2016 ads hitting the web, public left in the dark
With most of the media coverage of the 2016 elections focused on the jockeying between potential candidates for the Oval Office, it’s easy to lose sight of the slew of congressional races that will be decided next year. Not so for the Service Employee’s International Union (SEIU), which has devoted precious off-year resources targeting four Republican swing-state senators up for re-election in 2016. While the ads can be viewed on the group’s YouTube page, the public will be left in the dark on the cost, date and company behind the ads thanks to the porous disclosure requirements of current campaign finance law.
The new slate of digital ads from SEIU’s Committee on Political Education, which Sunlight first spotted on its Ad Hawk tool, slam Republican efforts to strip funding for President Obama’s executive order on immigration out of the Homeland Security reauthorization bill. Funding for the DHS will expire on Feb. 27, but many Senate Republicans split with their House counterparts over a bill that would strip funding for the president’s executive action.
Each of the senators targeted in the ads will face a competitive re-election race in 2016. You can see the nearly identical ads in the links below:
SEIU is one of the nation’s largest and most powerful unions at around two million members, and has made immigration reform a centerpiece of its political agenda.
Last cycle the group reported spending over $36 million on elections to the Federal Election Commission.

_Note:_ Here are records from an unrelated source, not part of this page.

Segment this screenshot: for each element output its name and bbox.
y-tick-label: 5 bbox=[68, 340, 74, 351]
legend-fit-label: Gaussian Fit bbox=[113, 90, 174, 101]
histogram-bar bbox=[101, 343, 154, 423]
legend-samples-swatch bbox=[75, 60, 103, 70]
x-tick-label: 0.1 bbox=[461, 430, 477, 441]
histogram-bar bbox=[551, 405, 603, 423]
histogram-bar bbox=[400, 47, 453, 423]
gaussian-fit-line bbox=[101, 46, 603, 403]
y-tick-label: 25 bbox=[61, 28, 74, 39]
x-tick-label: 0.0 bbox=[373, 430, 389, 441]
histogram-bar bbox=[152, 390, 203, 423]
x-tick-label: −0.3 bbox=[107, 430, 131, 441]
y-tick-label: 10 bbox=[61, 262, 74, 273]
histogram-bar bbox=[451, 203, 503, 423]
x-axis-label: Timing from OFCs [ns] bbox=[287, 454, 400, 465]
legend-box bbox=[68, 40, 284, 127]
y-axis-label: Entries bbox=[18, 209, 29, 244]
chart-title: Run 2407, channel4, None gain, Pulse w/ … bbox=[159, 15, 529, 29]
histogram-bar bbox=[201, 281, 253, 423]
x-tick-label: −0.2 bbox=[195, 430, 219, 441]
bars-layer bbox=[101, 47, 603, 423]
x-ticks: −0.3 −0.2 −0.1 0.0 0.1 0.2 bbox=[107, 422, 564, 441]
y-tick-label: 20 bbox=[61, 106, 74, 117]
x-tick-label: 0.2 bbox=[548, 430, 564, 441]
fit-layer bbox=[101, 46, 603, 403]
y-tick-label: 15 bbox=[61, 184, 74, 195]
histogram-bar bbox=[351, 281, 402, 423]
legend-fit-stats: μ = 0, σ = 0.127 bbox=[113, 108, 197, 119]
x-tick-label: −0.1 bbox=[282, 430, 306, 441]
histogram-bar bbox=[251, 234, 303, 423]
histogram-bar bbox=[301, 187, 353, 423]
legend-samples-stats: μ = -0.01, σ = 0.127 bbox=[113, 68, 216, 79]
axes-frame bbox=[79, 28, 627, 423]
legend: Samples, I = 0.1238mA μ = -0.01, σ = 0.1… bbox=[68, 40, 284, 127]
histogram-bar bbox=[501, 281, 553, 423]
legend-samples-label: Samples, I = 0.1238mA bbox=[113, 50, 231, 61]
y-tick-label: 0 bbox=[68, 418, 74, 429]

Because the new ads don’t tell viewers expressly to vote for or against a candidate, they aren’t considered “independent expenditures” by the FEC. It’s not hard to guess the SEIU’s stance on the senators targeted, but because the spots avoid certain certain “magic words,” they aren’t considered to be campaign ads and thus aren’t subject to detailed reporting requirements.
The Bipartisan Campaign Reform Act of 2002 took a stab at strengthening the reporting requirements for issue advertisers, but didn’t touch campaign internet advertising, which was much less prevalent then. Under the current reporting regime, spending on online issue ads is only disclosed in a political committee’s disbursements, filed weeks or months after the fact and lacking information about the candidate and race targeted and type of expenditure. Other groups, like nonprofit “social welfare organizations,” do not have to disclose this spending to the FEC at all.
BCRA’s internet blind spot gives moneyed political groups ample room to tee off on candidates with online ads, while avoiding disclosure.
Messages left for SEIU requesting more information on the ad buys and their cost were not immediately returned.